Meta has now released five new AI models to the public – all dealing with familiar things like image-to-text and image generation. But there’s also a new audio generation model, Jasco, which Meta says “is comparable to the evaluated baselines considering generation quality.”
The new model allows multiple inputs: both text description and snippets of music can be entered, and this, Meta says, means “significantly better and more versatile controls over the generated music.”
So: is what it makes any good? Well, there are some audio clips on the webpage hosting the research paper, and they include an audio prompt of Ravel’s Balero that the AI turns into a “driving 80s pop song” and also an accordion folk song, with fairly convincing results. There’s also an audio clip of someone beatboxing which the AI turns into a reggae song, a rock song, and so on.
It’s all as seemingly impressive as you might expect by now – but what does Meta want with a genAI music creation platform? It’s easy to imagine how a music-generating button could fit into the suite of Instagram editing tools to add personalised music to a video, and then of course, there’s the metaverse itself, which will need (possibly reactive) music to fit in with digital experiences.
Interestingly, one of the five new models is designed to detect AI-generated speech – possibly designed for spotting fake propaganda posts, but perhaps similar technology could be used to spot unauthorised use of AI-vocals.
Meanwhile, another genAI music platform has launched: Jen, which is an “ethically-trained generative AI music platform” with 40+ fully-licensed catalogues in its initial training set. It’s co-founded by Shara Senderoff (once of Raised in Space, which she co-founded with Scooter Braun). Offering the now-familiar set of text-to-music inputs, Jen is also hoping that its “strict training doctrine” will set it apart, with a “commitment to transparency, compensation and copyright identification.”

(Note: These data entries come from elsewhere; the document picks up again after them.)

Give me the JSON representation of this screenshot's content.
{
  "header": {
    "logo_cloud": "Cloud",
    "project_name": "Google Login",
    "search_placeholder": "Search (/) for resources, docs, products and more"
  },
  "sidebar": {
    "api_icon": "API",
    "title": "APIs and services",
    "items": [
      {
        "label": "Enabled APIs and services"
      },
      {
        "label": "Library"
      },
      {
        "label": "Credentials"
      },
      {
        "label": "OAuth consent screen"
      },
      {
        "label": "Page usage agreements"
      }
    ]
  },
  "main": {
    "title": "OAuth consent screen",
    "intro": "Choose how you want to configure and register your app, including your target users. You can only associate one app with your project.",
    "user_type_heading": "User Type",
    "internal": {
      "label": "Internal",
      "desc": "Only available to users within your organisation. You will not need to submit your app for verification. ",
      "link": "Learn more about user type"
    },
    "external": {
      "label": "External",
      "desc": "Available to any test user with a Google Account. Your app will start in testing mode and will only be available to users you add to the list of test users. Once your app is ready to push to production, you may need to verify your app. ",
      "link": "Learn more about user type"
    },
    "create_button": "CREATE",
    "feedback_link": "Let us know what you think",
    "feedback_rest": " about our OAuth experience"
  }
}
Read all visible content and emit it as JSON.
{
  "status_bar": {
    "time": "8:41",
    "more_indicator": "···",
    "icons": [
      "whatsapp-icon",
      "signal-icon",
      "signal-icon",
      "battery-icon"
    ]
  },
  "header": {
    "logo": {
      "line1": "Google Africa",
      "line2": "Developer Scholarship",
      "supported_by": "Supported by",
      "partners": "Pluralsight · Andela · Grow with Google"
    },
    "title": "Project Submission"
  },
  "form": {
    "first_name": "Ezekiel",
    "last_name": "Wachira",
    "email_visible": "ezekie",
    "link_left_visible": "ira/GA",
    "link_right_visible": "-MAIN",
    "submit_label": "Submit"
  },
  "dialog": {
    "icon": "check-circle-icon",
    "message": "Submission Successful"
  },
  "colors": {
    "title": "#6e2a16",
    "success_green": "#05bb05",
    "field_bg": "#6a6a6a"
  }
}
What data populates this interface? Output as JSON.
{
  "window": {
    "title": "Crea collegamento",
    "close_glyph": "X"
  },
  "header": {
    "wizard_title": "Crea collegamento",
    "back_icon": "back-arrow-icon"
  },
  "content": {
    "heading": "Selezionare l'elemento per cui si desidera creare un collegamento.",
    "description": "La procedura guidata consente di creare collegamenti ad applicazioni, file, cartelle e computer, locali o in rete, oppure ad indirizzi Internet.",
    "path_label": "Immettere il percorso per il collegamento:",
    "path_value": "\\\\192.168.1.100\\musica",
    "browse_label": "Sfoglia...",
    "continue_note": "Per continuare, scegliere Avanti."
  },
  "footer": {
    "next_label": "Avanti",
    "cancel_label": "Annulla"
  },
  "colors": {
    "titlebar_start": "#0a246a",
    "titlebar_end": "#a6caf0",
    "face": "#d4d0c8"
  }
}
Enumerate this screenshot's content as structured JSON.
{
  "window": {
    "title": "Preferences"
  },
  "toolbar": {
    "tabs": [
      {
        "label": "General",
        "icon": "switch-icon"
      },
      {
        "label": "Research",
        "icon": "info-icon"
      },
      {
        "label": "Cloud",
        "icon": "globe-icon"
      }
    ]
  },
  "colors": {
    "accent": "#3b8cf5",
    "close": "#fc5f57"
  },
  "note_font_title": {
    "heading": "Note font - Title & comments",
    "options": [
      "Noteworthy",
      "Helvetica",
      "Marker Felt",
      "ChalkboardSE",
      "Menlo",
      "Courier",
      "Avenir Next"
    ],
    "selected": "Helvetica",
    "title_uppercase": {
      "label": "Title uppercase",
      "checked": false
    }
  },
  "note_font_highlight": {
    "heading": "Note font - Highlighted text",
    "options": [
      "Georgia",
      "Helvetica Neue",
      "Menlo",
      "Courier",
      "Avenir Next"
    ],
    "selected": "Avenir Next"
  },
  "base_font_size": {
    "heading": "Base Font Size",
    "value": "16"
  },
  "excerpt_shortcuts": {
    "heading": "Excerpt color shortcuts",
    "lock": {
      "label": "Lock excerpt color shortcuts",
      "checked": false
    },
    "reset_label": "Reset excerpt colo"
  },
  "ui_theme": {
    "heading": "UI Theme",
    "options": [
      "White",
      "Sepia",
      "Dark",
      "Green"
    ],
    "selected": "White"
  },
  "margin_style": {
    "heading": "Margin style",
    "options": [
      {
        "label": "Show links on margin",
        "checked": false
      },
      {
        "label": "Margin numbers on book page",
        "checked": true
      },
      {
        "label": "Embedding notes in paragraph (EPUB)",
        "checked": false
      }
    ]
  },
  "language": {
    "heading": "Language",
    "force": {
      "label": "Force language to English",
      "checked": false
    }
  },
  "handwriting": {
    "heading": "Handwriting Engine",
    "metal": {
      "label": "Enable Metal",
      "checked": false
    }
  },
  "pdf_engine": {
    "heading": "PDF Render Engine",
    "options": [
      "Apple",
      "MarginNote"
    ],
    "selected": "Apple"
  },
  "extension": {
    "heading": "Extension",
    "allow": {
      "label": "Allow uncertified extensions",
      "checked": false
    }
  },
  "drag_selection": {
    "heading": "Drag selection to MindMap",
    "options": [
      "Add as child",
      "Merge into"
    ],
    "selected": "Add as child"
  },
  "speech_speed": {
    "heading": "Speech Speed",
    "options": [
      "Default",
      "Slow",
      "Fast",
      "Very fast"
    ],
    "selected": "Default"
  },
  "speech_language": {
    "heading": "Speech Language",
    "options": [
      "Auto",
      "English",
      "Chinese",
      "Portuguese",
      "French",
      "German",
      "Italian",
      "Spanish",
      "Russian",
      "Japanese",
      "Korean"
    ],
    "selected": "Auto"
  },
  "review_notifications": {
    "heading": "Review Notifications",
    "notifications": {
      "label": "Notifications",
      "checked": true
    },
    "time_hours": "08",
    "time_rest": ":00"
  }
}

So how does that part work? Brace yourself for a blast from the recent past: the blockchain. Every track in the training set – plus the tracks created by the platform – are automatically vetted for audio recognition and copyright identification. Then, a cryptographic hash is generated for each track, which is recorded a blockchain. This latter part aims to set in stone the data around the moment of creation, and also ties each track to its creator. Tracks created can then be sold on a marketplace layer in the platform.